Gradient boosting can be seen as a “black box”
Gradient boosting is a great technique for fitting predictive models and one that data scientists frequently use to get that extra bit of performance above traditional regression fitting. The downside of gradient boosting is that it is less interpretable – it is sometimes viewed as a “black box” model. This gives rise to two problems:
- Understanding the overall model structure
- Understanding individual model predictions
Let’s take a look at the second problem in a bit more detail. For a given observation, we want to be able to explain why the model has reached its prediction.
This is an important consideration for the team at MarketInvoice. Having an understanding behind the model prediction benefits both the business user and the data scientist. For the business user, it provides insight into what characteristics are most important and builds buy-in of the model decision. For the data scientist, it’s useful in the investigation of incorrect prediction cases as a means of identifying if there are any underlying issues with the features in the model.
We want to understand what features have contributed to a prediction
As an example, let’s suppose that we have developed a gradient boosted model using the gbm function in R on the Titanic dataset from Kaggle to predict whether a passenger survives. This is a classification problem (survival or no survival), so we have used the Bernoulli distribution as the loss function and the resulting model is an ensemble of decision trees. The prediction for an observation is calculated by summing a constant and all the values at the terminal node of each tree, then transforming back from the log-odds space.
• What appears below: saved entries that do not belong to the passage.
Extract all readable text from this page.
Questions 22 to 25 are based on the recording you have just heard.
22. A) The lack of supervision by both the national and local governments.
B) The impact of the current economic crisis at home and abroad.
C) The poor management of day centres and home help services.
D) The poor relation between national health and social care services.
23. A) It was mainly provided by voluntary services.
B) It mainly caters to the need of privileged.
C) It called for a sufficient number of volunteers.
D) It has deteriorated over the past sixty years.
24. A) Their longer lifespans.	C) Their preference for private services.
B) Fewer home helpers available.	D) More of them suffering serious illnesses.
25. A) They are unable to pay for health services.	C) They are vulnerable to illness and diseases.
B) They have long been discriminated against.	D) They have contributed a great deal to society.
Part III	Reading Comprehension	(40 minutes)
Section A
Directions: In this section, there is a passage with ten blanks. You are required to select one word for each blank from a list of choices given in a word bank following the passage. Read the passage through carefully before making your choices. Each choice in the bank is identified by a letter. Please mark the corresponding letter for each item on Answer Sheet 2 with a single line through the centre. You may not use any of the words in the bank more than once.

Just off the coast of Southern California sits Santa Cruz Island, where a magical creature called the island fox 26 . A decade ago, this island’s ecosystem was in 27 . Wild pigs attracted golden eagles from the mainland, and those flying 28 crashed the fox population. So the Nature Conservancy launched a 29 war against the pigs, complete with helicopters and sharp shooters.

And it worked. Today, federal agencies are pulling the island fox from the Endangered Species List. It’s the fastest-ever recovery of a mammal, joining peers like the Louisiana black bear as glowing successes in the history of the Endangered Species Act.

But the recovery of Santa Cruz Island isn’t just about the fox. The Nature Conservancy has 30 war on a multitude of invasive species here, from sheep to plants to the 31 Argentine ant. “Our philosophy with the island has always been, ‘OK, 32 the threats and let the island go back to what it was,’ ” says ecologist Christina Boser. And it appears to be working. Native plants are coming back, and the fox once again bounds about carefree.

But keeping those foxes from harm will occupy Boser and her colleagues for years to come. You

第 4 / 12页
Let’s consider the predictions of our model for two observations:
|Feature||Observation 1||Observation 2|
|# Siblings/spouse aboard||1||1|
|# Parents/children aboard||0||0|
|Family size aboard||2||2|
|Predicted Probability Survival||12%||90%|
These observations have predicted survival probabilities that are at opposite ends of the spectrum so it’s natural to question why. We want to understand how the different features are impacting the prediction – and to what extent.
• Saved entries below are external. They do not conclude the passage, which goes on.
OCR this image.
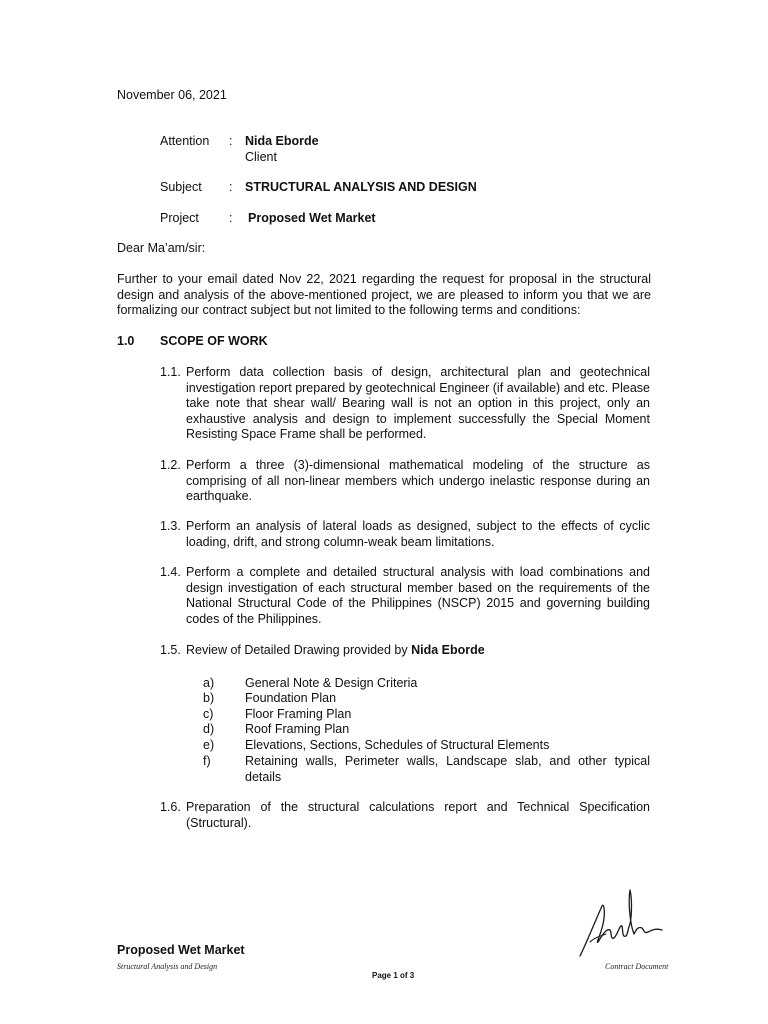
November 06, 2021
Attention	:	Nida Eborde
Client
Subject	:	STRUCTURAL ANALYSIS AND DESIGN
Project	:	Proposed Wet Market
Dear Ma’am/sir:
Further to your email dated Nov 22, 2021 regarding the request for proposal in the structural design and analysis of the above-mentioned project, we are pleased to inform you that we are formalizing our contract subject but not limited to the following terms and conditions:
1.0 SCOPE OF WORK
1.1. Perform data collection basis of design, architectural plan and geotechnical investigation report prepared by geotechnical Engineer (if available) and etc. Please take note that shear wall/ Bearing wall is not an option in this project, only an exhaustive analysis and design to implement successfully the Special Moment Resisting Space Frame shall be performed.
1.2. Perform a three (3)-dimensional mathematical modeling of the structure as comprising of all non-linear members which undergo inelastic response during an earthquake.
1.3. Perform an analysis of lateral loads as designed, subject to the effects of cyclic loading, drift, and strong column-weak beam limitations.
1.4. Perform a complete and detailed structural analysis with load combinations and design investigation of each structural member based on the requirements of the National Structural Code of the Philippines (NSCP) 2015 and governing building codes of the Philippines.
1.5. Review of Detailed Drawing provided by Nida Eborde
a) General Note & Design Criteria
b) Foundation Plan
c)	Floor Framing Plan
d) Roof Framing Plan
e) Elevations, Sections, Schedules of Structural Elements
f)	Retaining walls, Perimeter walls, Landscape slab, and other typical details
1.6. Preparation of the structural calculations report and Technical Specification (Structural).
Proposed Wet Market
Structural Analysis and Design
Page 1 of 3
Contract Document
The internal structure of the trees explains the contribution of each variable
In thinking about the contribution of each feature to a prediction, it’s useful to first take a step back and remind ourselves how the model calculates a predicted value. The predicted value is calculated by summing a constant and all the values at the terminal nodes of the trees, then applying the inverse logit transform. The value at the terminal node of each tree is determined by walking through the tree using the observed values of each feature.
To better visualise this, we use the pretty.gbm.tree function. See below for the code and output of the first tree in the ensemble:
> pretty.gbm.tree(object = modelF, i.tree = 1)
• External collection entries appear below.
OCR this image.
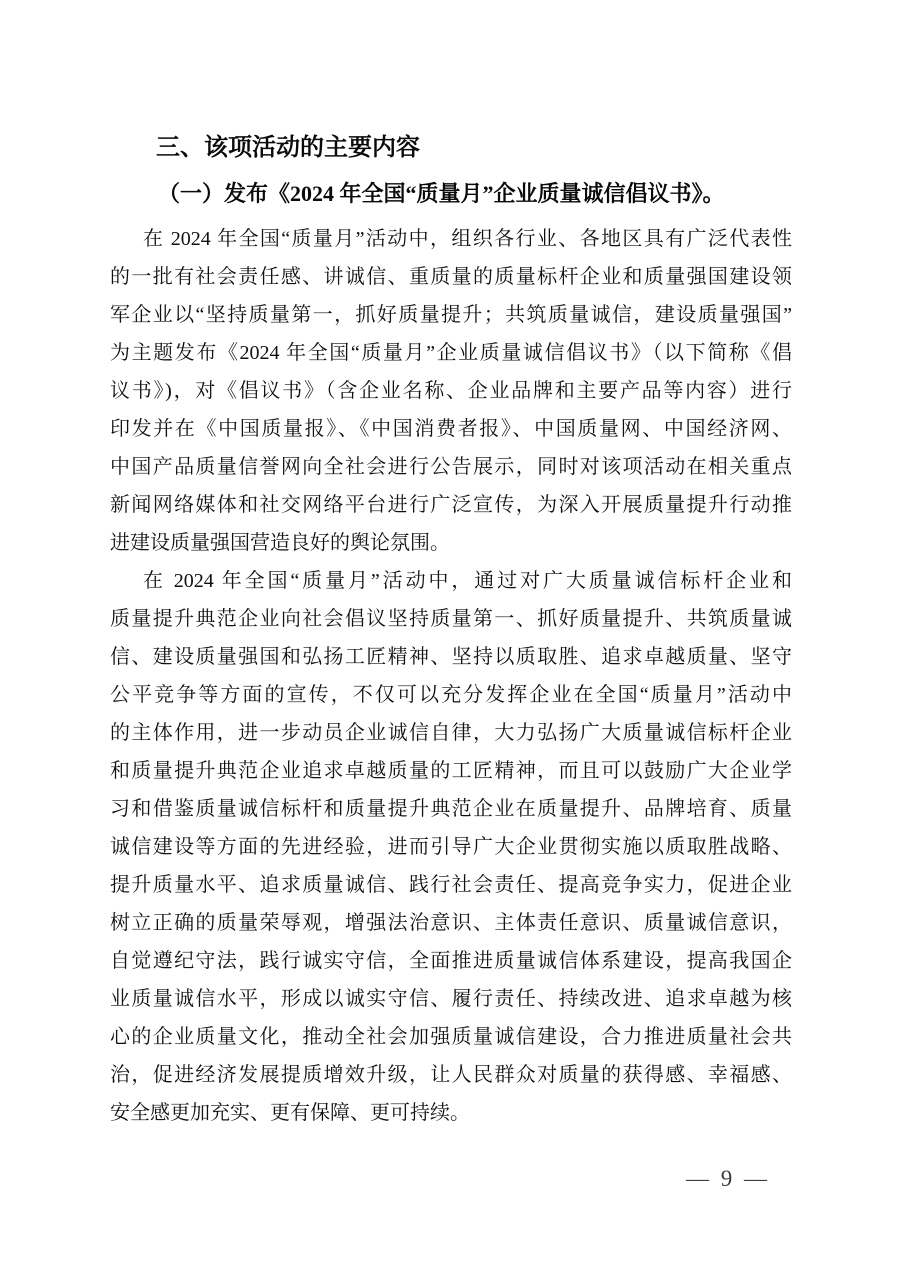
三、该项活动的主要内容
（一）发布《2024 年全国“质量月”企业质量诚信倡议书》。
在 2024 年全国“质量月”活动中，组织各行业、各地区具有广泛代表性
的一批有社会责任感、讲诚信、重质量的质量标杆企业和质量强国建设领
军企业以“坚持质量第一，抓好质量提升；共筑质量诚信，建设质量强国”
为主题发布《2024 年全国“质量月”企业质量诚信倡议书》（以下简称《倡
议书》)，对《倡议书》（含企业名称、企业品牌和主要产品等内容）进行
印发并在《中国质量报》、《中国消费者报》、中国质量网、中国经济网、
中国产品质量信誉网向全社会进行公告展示，同时对该项活动在相关重点
新闻网络媒体和社交网络平台进行广泛宣传，为深入开展质量提升行动推
进建设质量强国营造良好的舆论氛围。
在 2024 年全国“质量月”活动中，通过对广大质量诚信标杆企业和
质量提升典范企业向社会倡议坚持质量第一、抓好质量提升、共筑质量诚
信、建设质量强国和弘扬工匠精神、坚持以质取胜、追求卓越质量、坚守
公平竞争等方面的宣传，不仅可以充分发挥企业在全国“质量月”活动中
的主体作用，进一步动员企业诚信自律，大力弘扬广大质量诚信标杆企业
和质量提升典范企业追求卓越质量的工匠精神，而且可以鼓励广大企业学
习和借鉴质量诚信标杆和质量提升典范企业在质量提升、品牌培育、质量
诚信建设等方面的先进经验，进而引导广大企业贯彻实施以质取胜战略、
提升质量水平、追求质量诚信、践行社会责任、提高竞争实力，促进企业
树立正确的质量荣辱观，增强法治意识、主体责任意识、质量诚信意识，
自觉遵纪守法，践行诚实守信，全面推进质量诚信体系建设，提高我国企
业质量诚信水平，形成以诚实守信、履行责任、持续改进、追求卓越为核
心的企业质量文化，推动全社会加强质量诚信建设，合力推进质量社会共
治，促进经济发展提质增效升级，让人民群众对质量的获得感、幸福感、
安全感更加充实、更有保障、更可持续。
— 9 —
Using this output and the c.splits object (which contains information on the splits for categorical variables) we can walk through the tree for our observation 1. The diagram below shows the portion of the tree that we walk through:
Notice that at each node in the tree we have the predicted value up to that point in the tree. Therefore, we can calculate the impact that each split had by looking at the predicted value before and after the split. We can do this up to the terminal node of each tree, at which point the value is actually used as part of the sum of values for the probability calculation.
For example, in the tree above for observation 1, the Title feature had the contribution of changing the predicted value from 1.25e-4 to -8.20e-4. In order to understand the overall contribution of a feature, we need to sum these calculations across all of the trees in the ensemble.
When we do this we get the below feature contribution values for our observations:
|Feature||Observation 1||Observation 2|
|# Siblings/spouse aboard||-0.023218708||0.003229551|
|# Parents/children aboard||0.002474792||-0.000749256|
|Family size aboard||-0.031611491||0.161300240|
The tree values are in the log-odds space, so if we sum these contributions up and transform back to the response space we get the probabilities of 12% and 90% respectively. A positive contribution increases the probability of survival, whereas a negative contribution reduces the probability.
For the above observations, we can conclude the following:
Observation 1: The Title being “Mr” is the feature which is reducing the probability of survival the most, followed by the Cabin Class being 3. All features apart from # parents/children are reducing the predicted probability for this observation.
Observation 2: Most features are increasing the probability of survival, with the Title of “Mrs” and the Cabin Class 1 doing this to the greatest extent.
Our calculation makes gradient boosted models more understandable
In this example, we’ve seen how the internal structure of a gradient boosted model can help us to summarise the contribution of each feature to the overall prediction. Using these ideas, we can build tools which give us powerful insights into the reasoning behind models that are sometimes shrouded in mystery.